Working with Random Access Files | I/O: Reading and Writing

The input and output streams in this chapter so far have been sequential access streamsstreams whose contents must be read or written sequentially. Although such streams are still incredibly useful, they are a consequence of sequential media, such as paper and magnetic tape. A random access file, on the other hand, permits nonsequential, or random, access to a file's contents.

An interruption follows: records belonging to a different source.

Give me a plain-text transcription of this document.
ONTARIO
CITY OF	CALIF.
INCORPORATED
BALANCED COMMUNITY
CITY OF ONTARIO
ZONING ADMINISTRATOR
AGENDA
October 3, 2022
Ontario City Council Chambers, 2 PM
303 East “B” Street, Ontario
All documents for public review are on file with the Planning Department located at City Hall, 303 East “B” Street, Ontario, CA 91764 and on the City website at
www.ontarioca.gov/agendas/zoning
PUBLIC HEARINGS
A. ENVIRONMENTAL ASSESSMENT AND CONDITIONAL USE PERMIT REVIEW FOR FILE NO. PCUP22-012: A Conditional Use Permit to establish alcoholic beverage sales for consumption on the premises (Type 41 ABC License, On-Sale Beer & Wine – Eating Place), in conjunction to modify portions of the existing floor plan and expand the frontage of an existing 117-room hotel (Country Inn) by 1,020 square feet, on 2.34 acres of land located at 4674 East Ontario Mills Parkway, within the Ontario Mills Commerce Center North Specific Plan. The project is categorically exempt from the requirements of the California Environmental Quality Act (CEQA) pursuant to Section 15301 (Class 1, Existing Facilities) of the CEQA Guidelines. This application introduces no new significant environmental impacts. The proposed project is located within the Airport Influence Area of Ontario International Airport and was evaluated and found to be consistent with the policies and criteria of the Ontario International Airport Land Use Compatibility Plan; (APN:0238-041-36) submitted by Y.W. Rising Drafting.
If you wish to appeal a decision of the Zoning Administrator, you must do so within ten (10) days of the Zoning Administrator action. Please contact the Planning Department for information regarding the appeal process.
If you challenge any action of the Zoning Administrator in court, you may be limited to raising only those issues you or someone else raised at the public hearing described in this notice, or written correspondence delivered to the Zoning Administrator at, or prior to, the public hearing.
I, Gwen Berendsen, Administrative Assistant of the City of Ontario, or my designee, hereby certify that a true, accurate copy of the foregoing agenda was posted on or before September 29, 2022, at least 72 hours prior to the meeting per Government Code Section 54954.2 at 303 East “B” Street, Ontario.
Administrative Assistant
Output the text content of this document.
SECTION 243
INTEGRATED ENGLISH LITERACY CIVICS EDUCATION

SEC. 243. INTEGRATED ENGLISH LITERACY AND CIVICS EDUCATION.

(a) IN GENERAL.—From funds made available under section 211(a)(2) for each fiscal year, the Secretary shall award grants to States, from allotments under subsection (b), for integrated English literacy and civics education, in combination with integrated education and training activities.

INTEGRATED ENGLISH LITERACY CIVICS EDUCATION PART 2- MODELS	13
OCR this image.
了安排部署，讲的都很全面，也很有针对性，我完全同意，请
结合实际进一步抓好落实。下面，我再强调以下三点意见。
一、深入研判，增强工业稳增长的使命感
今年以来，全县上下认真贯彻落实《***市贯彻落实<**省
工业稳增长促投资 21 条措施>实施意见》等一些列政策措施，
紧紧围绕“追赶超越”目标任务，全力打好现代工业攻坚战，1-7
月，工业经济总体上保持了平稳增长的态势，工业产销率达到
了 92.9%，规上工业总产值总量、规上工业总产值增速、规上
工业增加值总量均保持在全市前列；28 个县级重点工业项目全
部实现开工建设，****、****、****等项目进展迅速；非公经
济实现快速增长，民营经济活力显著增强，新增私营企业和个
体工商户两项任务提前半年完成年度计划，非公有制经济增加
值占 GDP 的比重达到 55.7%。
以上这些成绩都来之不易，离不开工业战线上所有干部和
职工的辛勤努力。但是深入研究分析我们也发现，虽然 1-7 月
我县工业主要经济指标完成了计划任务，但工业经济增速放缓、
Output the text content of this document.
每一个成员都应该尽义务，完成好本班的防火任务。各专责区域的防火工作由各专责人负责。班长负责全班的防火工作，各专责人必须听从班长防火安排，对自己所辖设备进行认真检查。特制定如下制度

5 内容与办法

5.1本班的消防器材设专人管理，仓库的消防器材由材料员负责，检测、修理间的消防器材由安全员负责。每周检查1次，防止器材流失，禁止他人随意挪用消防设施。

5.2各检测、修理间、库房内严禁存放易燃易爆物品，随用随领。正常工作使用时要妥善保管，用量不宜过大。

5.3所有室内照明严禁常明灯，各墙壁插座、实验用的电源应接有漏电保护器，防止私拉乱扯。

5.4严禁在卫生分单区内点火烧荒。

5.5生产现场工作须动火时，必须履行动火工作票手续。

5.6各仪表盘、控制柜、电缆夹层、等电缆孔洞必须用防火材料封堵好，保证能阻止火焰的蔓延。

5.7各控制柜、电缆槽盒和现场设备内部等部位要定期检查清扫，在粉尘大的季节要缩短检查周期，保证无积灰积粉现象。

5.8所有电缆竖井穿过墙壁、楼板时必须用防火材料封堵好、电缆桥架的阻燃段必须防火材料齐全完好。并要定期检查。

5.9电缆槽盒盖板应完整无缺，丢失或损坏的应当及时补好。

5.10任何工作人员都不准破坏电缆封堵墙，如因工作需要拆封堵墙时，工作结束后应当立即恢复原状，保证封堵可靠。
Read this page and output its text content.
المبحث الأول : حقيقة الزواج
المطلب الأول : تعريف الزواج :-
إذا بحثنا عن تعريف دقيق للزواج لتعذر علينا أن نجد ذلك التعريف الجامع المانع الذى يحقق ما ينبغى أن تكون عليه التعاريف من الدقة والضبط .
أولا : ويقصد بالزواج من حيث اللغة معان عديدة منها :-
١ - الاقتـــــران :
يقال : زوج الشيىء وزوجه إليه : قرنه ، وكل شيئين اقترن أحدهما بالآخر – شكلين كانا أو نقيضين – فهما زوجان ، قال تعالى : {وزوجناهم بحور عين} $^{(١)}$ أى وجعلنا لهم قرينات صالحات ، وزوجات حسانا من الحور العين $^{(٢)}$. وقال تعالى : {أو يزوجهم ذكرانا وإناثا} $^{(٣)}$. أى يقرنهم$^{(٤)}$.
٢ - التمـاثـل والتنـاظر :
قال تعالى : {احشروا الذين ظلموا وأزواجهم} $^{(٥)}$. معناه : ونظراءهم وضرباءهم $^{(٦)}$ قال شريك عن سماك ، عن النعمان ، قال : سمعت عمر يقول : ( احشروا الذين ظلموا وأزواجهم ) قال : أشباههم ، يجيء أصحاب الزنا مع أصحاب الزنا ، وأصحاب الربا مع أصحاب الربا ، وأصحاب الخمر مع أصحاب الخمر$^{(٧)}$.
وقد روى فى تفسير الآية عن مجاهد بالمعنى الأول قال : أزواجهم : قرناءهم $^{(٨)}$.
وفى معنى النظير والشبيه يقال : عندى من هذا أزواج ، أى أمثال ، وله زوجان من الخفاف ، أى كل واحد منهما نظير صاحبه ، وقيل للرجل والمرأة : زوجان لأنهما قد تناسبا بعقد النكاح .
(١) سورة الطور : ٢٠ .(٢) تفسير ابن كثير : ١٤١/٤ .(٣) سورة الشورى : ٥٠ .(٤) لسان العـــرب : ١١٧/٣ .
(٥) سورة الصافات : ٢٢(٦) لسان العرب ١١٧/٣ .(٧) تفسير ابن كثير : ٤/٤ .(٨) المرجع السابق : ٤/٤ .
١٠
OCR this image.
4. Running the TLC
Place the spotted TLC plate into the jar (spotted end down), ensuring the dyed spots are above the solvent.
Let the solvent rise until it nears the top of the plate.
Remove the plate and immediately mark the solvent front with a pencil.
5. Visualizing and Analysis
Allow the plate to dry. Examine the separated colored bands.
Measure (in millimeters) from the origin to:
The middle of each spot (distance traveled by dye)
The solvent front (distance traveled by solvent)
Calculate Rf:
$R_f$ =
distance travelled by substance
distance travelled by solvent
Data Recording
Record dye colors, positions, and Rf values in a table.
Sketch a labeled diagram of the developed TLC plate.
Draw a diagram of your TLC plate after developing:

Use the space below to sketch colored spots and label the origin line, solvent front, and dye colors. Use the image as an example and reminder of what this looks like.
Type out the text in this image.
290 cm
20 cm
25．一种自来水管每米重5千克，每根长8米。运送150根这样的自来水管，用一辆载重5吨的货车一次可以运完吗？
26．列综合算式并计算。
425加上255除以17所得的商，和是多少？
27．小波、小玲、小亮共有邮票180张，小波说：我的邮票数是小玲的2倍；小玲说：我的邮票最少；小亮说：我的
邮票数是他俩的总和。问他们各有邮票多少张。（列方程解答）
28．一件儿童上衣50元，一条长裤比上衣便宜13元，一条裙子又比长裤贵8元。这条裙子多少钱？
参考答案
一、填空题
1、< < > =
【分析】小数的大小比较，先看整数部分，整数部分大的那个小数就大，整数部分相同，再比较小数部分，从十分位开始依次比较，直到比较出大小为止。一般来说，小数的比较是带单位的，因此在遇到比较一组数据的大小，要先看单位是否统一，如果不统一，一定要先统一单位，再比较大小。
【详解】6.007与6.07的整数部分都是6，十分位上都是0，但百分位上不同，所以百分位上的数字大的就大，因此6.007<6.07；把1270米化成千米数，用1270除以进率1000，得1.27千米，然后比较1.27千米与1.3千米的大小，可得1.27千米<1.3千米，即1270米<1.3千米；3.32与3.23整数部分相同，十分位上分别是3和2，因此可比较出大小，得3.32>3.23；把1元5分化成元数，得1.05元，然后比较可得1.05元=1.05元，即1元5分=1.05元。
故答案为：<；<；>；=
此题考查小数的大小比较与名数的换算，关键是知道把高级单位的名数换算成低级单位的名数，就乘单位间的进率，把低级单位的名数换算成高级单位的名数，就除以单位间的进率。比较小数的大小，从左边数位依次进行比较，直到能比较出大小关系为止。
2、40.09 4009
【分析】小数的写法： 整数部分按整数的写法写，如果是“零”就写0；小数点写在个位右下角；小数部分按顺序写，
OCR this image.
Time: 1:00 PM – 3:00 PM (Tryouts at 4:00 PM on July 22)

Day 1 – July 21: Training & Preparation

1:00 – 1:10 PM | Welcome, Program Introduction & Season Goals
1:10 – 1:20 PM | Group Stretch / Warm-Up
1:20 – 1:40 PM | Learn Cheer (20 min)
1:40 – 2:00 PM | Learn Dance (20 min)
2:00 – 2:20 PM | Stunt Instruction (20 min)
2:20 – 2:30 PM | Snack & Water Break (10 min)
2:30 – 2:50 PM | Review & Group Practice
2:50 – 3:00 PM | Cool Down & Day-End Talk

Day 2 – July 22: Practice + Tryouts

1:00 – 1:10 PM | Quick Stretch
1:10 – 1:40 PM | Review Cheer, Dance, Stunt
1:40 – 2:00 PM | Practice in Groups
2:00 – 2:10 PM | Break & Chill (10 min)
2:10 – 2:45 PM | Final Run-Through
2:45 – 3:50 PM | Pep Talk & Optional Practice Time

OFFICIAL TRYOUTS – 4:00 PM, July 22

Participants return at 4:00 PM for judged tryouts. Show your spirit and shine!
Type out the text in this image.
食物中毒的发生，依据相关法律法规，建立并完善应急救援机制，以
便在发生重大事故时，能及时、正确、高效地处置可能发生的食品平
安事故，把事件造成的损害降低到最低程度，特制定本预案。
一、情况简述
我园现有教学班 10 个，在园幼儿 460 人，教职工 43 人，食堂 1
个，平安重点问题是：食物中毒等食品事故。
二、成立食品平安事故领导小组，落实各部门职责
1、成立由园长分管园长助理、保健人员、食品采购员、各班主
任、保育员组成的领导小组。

So why might you need random access files? Consider the archive format called ZIP. A ZIP archive contains files and is typically compressed to save space. It also contains a dir-entry at the end that indicates where the various files contained within the ZIP archive begin. This is shown in Figure 94.

Figure 94. A ZIP archive.

graphics/09fig09.gif

Suppose you want to extract a specific file from a ZIP archive. If you use a sequential access stream, you have to

Open the ZIP archive.
Search through the ZIP archive until you locate the file you want to extract.
Extract the file.
Close the ZIP archive.

Using this algorithm, you will have to read, on average, half of the ZIP archive before finding the file that you want to extract. You can extract the same file from the ZIP archive more efficiently by using the seek feature of a random access file and following these steps:

Open the ZIP archive.
Seek to the dir-entry and locate the entry for the file you want to extract from the ZIP archive.
Seek (backward) within the ZIP archive to the position of the file to extract.
Extract the file.
Close the ZIP archive.

This algorithm is more efficient because you read only the dir-entry and the file that you want to extract.

The RandomAccessFile [1] class in the java.io package implements a random access file. Unlike the input and output stream classes in java.io, RandomAccessFile is used for both reading and writing files. You create a RandomAccessFile object with different arguments, depending on whether you intend to read or to write.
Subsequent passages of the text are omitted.